If there is one thing I hate, it’s contrarian for contrarian’s sake sports takes. You have a right to an opinion, but when you purposely fish out a contrarian take in the face of an overall positive story, I begin to wonder if the writer actually hates life.
That happened with Pioneer Press columnist Joe Soucheray. I’ll say this straight out, I disagree with basically everything he’s ever written. He’s the crusty, old, white-guy columnist that wonders why kids don’t read newspapers anymore. He’s got a cushy job (as cushy as a paper job can be) and he proclaims his opinions on high. Most of them time I laugh them off and wonder what reality he’s experiencing. But today’s column really made me angry.
His column was titled, “Even for an NBA champion, is a shirt too much to ask?” He went on to write a full column on why he was incredulous that J.R. Smith didn’t wear a shirt when he got off the plane in Cleveland. First off, who cares?
Second, he thought that clothing might inspire some kid: “I wonder what impact it might have had on kids all across the country to see the Cavs get off their airplane dressed to the nines. I would think it might give a kid pause. Wow, look at those guys. I have to get a tie like that.”
No kid has ever said, “I have to get a tie like that.” Just not the case.
Third, he didn’t even acknowledge what J.R. Smith said the previous day after the Cavs had won. Smith basically had the most real and honest answer to a press conference question I had ever seen. The video is worth it.
This is just part of what he said, “If it wasn’t for the structure and the backbone that I have, I wouldn’t be able to mess up and keep coming back and being able to sit in front of you as the world champion.” Wow.
He cried while thanking his parents. He also thanked them for the structure they provided! I have never heard an athlete thank their parent for providing them structure.
I don’t know much about J.R. Smith other than that he’s a bit of a wild dude (or at least that’s what the media has labeled him as.) I gained a newfound respect for him. There are plenty of athletes who thank their parents, but it usually feels like lip service. Smith’s answer was heartfelt and refreshing.
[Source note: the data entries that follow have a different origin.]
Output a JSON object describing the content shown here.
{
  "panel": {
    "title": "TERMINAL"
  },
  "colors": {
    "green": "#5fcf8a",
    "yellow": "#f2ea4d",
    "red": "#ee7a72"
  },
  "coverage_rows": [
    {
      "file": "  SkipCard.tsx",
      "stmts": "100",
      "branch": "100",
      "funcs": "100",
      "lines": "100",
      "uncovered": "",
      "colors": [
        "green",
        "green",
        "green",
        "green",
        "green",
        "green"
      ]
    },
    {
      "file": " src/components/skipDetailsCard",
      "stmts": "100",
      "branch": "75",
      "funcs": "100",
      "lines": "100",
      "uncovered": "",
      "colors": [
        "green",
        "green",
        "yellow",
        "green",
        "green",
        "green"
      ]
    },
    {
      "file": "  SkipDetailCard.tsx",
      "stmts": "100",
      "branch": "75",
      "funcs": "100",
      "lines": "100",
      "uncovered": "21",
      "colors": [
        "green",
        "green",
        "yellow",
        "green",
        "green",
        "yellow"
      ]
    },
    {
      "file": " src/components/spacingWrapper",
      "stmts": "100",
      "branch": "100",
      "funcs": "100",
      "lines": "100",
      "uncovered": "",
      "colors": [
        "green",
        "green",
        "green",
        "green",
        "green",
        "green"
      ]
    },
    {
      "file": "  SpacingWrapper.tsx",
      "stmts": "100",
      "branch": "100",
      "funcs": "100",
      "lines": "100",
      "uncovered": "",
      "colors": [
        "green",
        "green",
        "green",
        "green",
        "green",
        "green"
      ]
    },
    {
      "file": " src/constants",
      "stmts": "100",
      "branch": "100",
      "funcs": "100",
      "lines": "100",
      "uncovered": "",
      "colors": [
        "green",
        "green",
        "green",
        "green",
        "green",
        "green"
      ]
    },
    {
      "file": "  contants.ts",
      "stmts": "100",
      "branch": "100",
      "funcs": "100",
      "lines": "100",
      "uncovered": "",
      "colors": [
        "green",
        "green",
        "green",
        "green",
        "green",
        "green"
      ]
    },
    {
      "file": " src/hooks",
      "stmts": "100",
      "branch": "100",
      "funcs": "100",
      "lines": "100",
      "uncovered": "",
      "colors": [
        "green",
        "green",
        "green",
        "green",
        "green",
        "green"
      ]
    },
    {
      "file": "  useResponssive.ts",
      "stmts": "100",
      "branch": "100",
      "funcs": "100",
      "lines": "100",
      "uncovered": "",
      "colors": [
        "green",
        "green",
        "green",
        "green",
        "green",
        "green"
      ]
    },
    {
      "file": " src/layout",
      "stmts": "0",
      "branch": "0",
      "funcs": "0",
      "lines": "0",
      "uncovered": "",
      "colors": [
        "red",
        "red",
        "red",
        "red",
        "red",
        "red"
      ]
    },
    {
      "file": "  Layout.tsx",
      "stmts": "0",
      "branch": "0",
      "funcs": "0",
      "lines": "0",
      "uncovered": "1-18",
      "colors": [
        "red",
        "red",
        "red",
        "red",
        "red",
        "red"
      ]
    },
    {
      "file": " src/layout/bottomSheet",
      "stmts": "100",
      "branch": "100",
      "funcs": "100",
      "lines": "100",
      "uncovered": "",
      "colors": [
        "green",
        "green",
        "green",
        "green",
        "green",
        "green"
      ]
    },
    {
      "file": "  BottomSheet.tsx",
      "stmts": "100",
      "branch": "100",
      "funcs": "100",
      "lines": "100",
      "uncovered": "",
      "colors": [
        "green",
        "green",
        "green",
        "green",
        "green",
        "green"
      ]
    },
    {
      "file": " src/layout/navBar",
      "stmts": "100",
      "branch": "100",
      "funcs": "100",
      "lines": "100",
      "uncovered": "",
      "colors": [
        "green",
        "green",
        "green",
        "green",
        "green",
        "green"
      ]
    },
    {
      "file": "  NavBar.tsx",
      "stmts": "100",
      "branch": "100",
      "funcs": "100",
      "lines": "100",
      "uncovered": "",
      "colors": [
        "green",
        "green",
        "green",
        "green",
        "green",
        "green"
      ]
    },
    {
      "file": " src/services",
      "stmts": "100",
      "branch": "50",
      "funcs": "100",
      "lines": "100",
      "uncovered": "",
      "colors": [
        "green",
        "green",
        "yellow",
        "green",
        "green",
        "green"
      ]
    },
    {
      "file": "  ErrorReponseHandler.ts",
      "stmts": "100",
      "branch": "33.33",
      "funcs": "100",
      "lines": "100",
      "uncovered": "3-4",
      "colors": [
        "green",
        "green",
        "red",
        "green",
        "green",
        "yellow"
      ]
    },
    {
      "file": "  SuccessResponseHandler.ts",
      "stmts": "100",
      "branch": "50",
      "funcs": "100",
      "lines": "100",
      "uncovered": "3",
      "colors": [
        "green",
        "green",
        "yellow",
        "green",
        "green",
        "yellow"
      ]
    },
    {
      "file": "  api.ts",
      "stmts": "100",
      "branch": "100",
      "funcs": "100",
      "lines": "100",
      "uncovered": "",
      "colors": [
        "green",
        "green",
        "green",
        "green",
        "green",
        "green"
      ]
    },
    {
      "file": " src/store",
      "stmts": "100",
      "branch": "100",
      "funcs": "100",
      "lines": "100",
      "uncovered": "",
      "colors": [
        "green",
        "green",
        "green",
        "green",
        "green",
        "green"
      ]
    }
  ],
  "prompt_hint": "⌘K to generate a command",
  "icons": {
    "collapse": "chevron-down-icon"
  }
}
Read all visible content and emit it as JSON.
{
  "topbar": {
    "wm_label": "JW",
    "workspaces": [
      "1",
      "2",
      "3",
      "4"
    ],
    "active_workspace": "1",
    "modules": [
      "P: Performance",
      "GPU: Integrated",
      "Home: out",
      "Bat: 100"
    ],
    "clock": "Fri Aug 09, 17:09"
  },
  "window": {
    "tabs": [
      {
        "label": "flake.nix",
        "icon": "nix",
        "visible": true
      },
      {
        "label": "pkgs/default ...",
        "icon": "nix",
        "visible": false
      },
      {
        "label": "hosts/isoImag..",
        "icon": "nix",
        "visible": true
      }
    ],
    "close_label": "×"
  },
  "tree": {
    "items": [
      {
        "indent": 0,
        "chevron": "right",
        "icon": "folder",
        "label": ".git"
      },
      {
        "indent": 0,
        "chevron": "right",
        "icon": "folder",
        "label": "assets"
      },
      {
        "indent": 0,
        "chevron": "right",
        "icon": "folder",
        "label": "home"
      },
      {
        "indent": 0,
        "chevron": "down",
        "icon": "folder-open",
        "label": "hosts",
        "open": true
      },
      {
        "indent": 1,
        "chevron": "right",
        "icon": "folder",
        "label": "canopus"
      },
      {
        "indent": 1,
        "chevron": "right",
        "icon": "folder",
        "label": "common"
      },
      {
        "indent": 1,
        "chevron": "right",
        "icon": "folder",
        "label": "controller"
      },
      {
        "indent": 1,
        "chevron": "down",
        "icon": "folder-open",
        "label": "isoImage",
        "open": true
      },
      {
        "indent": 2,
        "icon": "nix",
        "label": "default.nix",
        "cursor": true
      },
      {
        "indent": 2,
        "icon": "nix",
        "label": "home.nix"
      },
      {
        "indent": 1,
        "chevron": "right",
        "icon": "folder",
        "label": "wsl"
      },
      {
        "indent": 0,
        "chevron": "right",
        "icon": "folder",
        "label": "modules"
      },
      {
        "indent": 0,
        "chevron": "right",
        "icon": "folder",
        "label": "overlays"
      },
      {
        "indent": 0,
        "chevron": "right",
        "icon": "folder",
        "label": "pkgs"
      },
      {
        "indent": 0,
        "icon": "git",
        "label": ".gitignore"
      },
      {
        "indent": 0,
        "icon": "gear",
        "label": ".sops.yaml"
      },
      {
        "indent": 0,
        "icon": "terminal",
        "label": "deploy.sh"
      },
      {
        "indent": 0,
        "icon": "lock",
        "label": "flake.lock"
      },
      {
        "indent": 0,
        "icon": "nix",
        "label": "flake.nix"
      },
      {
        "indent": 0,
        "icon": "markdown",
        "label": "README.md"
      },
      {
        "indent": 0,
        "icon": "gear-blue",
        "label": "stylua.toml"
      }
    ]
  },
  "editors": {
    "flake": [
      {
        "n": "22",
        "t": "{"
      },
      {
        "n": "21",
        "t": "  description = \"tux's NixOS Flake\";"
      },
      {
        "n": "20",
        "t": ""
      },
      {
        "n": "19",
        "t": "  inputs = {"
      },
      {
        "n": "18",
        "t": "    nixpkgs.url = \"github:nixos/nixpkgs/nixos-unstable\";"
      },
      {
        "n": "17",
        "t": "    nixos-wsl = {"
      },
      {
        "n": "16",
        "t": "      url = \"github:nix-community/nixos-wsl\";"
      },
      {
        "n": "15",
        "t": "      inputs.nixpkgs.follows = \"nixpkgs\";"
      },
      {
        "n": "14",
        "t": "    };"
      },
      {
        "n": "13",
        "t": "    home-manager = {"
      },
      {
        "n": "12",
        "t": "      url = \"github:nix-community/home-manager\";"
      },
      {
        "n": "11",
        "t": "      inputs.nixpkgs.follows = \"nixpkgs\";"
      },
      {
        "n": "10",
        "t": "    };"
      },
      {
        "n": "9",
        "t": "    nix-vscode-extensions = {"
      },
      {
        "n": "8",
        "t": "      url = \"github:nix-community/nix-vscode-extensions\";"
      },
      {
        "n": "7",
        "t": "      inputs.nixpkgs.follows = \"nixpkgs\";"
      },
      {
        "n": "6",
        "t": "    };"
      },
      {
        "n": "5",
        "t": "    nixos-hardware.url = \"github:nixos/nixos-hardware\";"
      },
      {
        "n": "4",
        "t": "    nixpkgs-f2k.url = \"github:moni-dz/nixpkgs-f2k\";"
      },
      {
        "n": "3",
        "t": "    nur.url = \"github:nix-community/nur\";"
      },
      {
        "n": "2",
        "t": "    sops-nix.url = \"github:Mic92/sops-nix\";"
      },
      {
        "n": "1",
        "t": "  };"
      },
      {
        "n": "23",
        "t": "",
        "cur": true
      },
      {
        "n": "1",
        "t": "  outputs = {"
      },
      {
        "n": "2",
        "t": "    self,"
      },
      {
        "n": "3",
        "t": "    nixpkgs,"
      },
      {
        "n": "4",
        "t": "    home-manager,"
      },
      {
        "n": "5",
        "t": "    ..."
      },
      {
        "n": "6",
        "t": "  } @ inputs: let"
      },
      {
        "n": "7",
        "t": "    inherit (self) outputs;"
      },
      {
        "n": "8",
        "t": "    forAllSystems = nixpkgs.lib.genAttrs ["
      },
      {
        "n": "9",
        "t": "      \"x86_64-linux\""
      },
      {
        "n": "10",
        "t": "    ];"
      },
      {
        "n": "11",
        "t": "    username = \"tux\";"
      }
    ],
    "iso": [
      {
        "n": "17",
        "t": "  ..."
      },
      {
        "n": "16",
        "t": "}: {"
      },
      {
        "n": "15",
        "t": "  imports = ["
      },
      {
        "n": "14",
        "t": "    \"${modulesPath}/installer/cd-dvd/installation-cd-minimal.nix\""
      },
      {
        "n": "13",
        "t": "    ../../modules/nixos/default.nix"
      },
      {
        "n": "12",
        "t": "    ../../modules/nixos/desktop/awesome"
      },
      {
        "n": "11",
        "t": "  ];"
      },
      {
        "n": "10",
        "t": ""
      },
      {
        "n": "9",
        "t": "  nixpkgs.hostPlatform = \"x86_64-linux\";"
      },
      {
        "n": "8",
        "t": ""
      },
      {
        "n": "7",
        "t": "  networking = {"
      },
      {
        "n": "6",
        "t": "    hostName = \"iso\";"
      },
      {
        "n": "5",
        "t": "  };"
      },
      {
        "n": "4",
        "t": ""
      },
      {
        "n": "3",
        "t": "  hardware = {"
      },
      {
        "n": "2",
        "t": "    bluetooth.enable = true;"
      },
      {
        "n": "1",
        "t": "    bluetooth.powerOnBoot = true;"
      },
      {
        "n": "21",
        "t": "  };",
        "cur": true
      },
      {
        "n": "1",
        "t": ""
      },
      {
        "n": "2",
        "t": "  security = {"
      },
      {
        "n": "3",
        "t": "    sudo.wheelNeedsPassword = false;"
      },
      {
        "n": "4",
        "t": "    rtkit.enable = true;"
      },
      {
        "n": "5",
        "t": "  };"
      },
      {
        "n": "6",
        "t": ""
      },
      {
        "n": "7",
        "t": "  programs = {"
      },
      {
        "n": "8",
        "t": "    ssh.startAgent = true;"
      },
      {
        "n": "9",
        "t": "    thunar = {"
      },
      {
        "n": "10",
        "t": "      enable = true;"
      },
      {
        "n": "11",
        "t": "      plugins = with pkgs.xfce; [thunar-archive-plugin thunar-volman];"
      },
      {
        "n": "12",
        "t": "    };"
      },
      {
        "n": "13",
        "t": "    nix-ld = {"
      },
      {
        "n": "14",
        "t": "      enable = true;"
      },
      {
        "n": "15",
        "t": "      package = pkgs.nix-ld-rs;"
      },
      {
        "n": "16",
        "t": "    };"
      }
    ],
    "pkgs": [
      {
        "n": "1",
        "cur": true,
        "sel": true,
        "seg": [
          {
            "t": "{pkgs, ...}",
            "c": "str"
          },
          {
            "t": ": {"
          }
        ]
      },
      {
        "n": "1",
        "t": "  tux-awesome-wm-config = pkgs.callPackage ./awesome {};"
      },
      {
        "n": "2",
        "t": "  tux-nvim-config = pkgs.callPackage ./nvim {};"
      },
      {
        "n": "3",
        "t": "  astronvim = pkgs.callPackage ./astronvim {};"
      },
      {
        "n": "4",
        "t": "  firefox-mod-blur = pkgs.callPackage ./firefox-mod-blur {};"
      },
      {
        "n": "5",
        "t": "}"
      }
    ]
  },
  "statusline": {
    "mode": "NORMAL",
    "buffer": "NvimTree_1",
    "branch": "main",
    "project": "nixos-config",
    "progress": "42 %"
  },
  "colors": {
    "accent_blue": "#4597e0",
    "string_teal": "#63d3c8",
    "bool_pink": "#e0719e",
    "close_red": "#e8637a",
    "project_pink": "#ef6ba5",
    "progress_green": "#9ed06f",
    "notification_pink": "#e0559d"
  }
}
I was so upset that I emailed Souchery. I said his column was lazy and out of touch. I hate an obviously bad take that’s rooted in curmudgeonlyness. It’s even more infuriating because Smith basically shattered the stereotype of the athlete-speak. He provided a heartfelt quote in a press conference that usually has bland, rehearsed answers.
So, screw you Joe Soucheray. You don’t know everything from your high perch where you can see and judge everyone’s fashion sense. You go, J.R. Smith.